I didn’t care much for photography throughout most of college. It wasn’t until early senior year that I picked up my first camera, and until then, all the photos I had taken were just smartphone shots of ordinary life, capturing the places I went, the people I cared about, and my professors’ illegible blackboard scribbles. Photos back then didn’t hold much meaning to me - I’d take them and look back once or twice but I never cared enough to copy them from my phone onto a backup location.
In September 2020, over two years after I had graduated, my phone’s memory card finally gave out. Photography today is a much bigger part of my life than it was back then, so when I realized something was wrong I immediately took the card to a local repair shop to try and save the images that were on it. One option led to another over the course of several weeks, until eventually I shipped the card out to a data recovery cleanroom in a last-ditch effort to salvage something.

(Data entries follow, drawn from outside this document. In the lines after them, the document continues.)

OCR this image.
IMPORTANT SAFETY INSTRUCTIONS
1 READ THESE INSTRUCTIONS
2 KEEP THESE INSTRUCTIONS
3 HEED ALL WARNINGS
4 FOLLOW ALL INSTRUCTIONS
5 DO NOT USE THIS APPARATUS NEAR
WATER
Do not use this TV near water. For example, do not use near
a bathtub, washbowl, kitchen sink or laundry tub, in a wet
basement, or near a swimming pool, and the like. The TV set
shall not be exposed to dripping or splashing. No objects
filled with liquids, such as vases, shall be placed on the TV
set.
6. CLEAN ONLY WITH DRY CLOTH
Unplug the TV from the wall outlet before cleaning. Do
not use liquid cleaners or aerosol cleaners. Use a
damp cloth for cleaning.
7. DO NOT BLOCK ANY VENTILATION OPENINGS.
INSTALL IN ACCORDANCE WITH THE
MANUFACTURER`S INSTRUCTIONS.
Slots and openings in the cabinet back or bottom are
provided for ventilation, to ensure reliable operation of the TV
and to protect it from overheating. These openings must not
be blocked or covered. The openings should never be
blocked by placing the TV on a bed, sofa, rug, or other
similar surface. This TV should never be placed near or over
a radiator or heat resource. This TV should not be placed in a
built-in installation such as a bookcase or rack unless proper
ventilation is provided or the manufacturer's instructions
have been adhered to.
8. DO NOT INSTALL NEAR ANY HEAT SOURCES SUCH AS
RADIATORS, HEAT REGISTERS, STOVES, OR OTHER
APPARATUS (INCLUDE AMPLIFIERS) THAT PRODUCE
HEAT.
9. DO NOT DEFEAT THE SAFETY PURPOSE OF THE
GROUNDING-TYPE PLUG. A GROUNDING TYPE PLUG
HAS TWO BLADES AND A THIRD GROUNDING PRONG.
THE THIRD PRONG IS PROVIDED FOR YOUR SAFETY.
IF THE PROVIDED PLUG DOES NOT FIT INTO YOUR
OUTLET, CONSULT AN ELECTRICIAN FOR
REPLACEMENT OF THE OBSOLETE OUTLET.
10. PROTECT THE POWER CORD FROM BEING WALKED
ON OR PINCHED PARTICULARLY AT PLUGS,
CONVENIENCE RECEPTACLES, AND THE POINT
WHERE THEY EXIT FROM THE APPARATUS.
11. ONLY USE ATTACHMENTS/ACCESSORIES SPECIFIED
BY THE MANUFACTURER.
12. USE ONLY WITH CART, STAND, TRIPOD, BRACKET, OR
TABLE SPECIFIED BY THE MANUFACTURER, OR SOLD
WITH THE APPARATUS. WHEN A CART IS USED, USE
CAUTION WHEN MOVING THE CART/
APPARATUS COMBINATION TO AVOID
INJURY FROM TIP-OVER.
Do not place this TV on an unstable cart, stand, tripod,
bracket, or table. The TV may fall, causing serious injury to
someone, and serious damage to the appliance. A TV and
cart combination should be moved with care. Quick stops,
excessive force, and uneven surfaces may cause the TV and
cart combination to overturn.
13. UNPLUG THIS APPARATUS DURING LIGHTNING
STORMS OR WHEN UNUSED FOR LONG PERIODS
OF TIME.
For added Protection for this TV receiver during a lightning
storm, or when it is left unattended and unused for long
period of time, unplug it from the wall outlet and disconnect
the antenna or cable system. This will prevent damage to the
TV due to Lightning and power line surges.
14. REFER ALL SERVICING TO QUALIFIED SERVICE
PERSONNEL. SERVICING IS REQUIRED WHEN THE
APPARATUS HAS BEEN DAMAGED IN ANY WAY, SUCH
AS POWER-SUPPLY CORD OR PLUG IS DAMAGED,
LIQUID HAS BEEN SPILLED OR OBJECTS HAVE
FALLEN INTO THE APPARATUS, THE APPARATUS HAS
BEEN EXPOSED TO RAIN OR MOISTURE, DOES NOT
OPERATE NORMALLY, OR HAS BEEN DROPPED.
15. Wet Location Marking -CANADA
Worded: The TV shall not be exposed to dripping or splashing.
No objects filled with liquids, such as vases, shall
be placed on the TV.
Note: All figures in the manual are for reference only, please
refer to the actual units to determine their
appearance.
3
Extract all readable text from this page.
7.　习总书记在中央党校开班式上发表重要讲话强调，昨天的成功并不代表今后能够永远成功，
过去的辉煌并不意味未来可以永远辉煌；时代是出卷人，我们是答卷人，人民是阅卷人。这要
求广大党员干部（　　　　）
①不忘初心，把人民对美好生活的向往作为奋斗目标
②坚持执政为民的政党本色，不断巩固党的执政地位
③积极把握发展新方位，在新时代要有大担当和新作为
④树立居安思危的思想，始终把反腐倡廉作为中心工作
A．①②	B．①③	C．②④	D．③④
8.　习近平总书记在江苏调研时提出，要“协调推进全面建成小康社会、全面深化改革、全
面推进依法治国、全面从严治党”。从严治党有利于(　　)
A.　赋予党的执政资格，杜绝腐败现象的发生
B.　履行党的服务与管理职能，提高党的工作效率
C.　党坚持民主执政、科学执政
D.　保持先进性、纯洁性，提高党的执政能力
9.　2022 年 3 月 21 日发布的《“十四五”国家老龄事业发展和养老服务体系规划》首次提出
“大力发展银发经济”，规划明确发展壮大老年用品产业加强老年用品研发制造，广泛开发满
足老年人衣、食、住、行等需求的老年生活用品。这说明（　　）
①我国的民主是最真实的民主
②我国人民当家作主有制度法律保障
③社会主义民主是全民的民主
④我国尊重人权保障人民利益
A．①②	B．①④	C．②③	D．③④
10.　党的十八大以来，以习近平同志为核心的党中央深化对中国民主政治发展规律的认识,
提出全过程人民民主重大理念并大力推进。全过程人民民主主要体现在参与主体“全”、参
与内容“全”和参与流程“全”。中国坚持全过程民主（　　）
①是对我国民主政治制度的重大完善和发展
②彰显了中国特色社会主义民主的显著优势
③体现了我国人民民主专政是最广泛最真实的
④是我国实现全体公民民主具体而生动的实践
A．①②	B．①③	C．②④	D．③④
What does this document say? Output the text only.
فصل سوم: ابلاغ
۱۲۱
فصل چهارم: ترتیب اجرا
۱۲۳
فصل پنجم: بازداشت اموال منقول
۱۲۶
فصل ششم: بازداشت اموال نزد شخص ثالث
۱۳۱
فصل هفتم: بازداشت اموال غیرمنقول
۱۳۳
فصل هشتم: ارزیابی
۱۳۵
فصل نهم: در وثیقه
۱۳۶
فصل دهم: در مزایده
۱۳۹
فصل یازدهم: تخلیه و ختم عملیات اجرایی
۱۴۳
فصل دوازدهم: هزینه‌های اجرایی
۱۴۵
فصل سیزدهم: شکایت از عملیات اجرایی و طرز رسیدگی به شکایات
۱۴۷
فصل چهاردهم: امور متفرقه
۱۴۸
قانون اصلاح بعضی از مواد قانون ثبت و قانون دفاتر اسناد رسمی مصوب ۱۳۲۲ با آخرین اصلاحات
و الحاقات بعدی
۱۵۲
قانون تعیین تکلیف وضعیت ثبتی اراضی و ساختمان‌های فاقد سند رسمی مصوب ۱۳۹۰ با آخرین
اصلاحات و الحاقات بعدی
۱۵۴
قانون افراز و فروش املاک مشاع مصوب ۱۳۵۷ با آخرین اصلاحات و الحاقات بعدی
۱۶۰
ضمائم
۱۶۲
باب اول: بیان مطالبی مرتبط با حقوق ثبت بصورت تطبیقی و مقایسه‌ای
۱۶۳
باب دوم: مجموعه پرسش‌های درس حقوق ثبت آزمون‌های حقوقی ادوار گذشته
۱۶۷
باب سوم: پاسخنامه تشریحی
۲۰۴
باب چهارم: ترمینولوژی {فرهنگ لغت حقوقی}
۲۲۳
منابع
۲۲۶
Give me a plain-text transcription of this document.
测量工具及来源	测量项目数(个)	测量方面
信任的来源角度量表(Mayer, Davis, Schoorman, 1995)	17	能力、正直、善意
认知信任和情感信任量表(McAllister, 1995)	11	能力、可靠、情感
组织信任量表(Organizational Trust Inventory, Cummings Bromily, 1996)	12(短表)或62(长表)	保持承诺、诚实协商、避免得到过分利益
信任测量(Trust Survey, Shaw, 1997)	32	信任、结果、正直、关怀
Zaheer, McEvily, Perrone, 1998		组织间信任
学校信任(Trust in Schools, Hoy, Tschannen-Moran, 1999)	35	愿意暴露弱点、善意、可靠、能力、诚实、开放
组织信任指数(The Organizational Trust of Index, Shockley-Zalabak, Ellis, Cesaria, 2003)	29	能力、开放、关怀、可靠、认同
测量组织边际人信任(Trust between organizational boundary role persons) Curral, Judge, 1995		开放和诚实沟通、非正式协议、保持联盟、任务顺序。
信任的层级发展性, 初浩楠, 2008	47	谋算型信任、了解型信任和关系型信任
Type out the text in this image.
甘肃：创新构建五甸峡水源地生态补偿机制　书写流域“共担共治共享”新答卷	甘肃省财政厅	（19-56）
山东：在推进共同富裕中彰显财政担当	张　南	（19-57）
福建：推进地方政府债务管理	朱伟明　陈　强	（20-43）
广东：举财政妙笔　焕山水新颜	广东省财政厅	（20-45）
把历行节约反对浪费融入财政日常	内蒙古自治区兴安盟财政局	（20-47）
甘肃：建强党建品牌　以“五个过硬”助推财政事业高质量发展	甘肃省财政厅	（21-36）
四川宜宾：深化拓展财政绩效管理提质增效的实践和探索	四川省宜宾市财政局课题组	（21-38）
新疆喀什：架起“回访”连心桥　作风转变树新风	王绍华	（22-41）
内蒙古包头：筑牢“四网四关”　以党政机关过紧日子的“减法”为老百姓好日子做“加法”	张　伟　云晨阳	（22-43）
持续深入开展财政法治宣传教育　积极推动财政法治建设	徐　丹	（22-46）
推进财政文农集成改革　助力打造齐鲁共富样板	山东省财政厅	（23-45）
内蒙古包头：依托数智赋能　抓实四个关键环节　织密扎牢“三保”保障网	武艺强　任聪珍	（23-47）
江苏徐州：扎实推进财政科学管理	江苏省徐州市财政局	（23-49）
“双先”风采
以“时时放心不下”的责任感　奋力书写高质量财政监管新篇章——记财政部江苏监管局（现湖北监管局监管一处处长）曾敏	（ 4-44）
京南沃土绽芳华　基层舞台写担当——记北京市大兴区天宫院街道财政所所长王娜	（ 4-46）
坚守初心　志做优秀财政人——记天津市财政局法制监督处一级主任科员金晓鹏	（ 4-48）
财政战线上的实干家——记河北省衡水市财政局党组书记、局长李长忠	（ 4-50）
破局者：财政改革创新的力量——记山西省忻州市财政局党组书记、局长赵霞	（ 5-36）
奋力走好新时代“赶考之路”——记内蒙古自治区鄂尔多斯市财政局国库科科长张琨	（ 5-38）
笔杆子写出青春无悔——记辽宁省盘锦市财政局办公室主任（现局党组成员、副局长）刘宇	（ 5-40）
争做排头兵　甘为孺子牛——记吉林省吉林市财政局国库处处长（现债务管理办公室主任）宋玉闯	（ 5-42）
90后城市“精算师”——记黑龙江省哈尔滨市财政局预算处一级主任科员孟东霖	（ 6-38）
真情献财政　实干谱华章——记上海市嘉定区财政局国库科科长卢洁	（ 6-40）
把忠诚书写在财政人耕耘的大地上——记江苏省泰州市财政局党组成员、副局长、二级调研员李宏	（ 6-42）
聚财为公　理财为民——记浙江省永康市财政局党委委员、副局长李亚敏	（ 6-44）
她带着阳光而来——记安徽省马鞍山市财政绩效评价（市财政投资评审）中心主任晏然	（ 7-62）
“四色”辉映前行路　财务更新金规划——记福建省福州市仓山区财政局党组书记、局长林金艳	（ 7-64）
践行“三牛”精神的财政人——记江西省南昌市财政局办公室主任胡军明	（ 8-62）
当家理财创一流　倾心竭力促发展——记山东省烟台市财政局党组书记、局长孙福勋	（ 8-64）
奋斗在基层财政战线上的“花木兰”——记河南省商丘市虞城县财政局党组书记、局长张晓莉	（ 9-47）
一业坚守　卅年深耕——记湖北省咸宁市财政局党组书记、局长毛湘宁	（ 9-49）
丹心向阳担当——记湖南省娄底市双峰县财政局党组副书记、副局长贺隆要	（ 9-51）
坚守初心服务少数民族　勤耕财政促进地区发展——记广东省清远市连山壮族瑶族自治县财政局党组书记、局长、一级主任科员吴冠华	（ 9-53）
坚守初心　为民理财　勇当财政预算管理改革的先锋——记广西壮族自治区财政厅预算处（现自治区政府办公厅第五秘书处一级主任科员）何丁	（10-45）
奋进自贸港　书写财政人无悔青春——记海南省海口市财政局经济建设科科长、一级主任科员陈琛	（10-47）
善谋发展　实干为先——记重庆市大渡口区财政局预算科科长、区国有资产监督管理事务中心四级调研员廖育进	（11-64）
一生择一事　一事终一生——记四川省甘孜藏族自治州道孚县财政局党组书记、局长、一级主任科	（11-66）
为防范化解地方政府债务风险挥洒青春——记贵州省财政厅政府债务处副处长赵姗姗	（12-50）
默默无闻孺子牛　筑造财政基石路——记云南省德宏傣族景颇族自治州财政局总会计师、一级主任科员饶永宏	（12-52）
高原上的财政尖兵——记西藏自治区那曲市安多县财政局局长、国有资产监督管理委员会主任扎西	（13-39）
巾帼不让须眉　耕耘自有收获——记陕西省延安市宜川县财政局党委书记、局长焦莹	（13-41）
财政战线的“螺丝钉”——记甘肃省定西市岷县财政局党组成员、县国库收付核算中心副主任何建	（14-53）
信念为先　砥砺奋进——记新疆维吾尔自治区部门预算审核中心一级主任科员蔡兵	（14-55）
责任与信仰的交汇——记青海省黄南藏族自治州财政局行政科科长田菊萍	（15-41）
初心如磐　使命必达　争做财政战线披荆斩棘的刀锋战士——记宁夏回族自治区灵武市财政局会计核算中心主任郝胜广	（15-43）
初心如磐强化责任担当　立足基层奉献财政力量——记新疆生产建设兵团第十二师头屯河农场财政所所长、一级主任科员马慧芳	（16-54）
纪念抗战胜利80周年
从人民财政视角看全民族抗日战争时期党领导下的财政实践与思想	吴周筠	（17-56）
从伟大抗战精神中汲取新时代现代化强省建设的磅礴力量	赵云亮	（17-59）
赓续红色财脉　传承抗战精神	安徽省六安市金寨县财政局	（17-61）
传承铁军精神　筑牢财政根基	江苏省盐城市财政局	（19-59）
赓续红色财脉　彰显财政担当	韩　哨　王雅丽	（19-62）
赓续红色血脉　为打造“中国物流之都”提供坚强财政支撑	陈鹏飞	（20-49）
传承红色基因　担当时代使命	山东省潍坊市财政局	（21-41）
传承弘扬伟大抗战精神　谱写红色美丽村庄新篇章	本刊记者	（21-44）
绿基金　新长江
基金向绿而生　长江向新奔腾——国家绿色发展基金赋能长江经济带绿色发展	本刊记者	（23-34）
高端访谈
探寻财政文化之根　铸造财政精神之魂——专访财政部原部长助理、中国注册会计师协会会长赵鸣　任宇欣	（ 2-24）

The recovery was a partial success - data was pulled off the card, but as I browsed through the recovered photos and videos it was evident that the majority of them were corrupted beyond repair. Some of the images were only partially damaged and still somewhat usable; few were in their original shape.
But in the same way a faint smell or sound can trigger a distant memory, the fragmented photos that remained were enough for me to cobble together portions of my life at UCLA, however brief and disparate they may be. Lost and Found is that incomplete story, and a reminder of the value of memories so easily overlooked.